Monday, August 26, 2013

Simplicity: Plain Old Biscuits

Simplicity is a word deeply twisted in the notion of nostalgia. We all feel that looking back, things were easier, less complicated. But it's only because we're looking at them through rosy hued glasses, to use a cliche. But at the end of the day, things were hard and not simple then, and nor are they now.


 I mean, when I see biscuits I think, oh, Little House on the Prairie, Laura Ingalls Wilder, well mainly when she was still just Laura Ingalls. And man, those were not simple times. Come on. But even Laura wished for easier days. One story line that sticks out to me from the series was in the books after she married Almanzo, they move in and start a life together that is essentially a struggle bus. I think this was in the book The First Four Years, but basically their farm is a total fail, Almanzo gets sick, one of their babies dies, and there's a huge ass fire that burns everything, and the most important thing that Laura saves is this huge shiny plate they got as a wedding present.
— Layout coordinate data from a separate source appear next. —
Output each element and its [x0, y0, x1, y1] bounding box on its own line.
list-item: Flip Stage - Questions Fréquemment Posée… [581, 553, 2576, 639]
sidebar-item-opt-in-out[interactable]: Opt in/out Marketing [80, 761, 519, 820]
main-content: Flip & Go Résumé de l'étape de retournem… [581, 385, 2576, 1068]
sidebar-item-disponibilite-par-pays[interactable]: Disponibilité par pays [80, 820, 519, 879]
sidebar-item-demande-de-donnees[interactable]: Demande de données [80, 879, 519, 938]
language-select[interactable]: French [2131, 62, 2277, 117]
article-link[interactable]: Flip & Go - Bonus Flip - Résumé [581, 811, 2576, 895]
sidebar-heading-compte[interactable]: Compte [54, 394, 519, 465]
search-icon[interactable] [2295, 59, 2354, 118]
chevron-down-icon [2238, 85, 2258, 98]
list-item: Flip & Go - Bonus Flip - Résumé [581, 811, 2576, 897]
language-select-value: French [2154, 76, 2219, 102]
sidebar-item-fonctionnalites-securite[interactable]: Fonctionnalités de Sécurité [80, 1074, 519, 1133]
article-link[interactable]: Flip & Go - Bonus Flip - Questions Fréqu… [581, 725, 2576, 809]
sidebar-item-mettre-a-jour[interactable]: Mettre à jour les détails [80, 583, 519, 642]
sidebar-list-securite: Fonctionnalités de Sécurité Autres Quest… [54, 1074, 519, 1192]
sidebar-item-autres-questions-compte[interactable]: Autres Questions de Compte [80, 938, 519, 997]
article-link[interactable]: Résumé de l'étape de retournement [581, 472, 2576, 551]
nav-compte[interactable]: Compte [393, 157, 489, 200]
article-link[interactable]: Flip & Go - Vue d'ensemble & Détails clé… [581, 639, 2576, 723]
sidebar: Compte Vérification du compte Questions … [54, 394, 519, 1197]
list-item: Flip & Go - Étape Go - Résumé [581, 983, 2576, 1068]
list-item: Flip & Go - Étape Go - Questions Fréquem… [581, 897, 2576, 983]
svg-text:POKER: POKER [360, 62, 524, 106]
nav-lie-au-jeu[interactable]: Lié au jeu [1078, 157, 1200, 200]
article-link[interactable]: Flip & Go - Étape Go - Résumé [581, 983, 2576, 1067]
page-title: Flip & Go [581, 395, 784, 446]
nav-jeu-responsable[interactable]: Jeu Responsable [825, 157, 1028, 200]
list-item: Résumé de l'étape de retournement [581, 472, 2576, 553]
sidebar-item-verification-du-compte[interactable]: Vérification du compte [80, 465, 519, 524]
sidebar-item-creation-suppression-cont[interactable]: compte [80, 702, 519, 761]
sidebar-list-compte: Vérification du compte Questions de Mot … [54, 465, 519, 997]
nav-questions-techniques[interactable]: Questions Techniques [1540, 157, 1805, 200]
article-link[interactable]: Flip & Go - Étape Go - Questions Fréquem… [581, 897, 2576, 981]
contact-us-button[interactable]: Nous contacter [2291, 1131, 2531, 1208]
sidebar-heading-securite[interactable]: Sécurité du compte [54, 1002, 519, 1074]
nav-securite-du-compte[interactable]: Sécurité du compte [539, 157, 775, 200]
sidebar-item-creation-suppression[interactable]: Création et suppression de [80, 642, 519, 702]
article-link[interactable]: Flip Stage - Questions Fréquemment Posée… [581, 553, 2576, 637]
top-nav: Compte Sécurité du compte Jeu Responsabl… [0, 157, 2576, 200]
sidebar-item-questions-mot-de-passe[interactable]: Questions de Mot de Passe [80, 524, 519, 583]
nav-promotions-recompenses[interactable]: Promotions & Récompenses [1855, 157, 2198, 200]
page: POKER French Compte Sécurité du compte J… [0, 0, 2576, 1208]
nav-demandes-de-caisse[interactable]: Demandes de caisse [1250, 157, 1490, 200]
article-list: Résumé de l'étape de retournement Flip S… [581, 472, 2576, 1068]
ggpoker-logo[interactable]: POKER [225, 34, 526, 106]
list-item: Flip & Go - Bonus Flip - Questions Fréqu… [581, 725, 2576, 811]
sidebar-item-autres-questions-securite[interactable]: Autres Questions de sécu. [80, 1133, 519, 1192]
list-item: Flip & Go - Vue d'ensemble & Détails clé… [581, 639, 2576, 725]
I really don't know why I remember that plate. But yea, those were hard years. And I'm pretty sure I thought they would have gotten a divorce at some point, but I guess divorce wasn't really a thing back then.


Lucky for me and my random impulses to bake biscuits, biscuits are 20000 times easier to make than farming or running a little house on the prairie. Probably because they needed all that time to well,  actually farm instead of whip up intricate macarons or something.
Recipe from Joy of Baking. As one would expect, best served hot. Also #nofilter #toolazytoiphotoediteven #suchapro.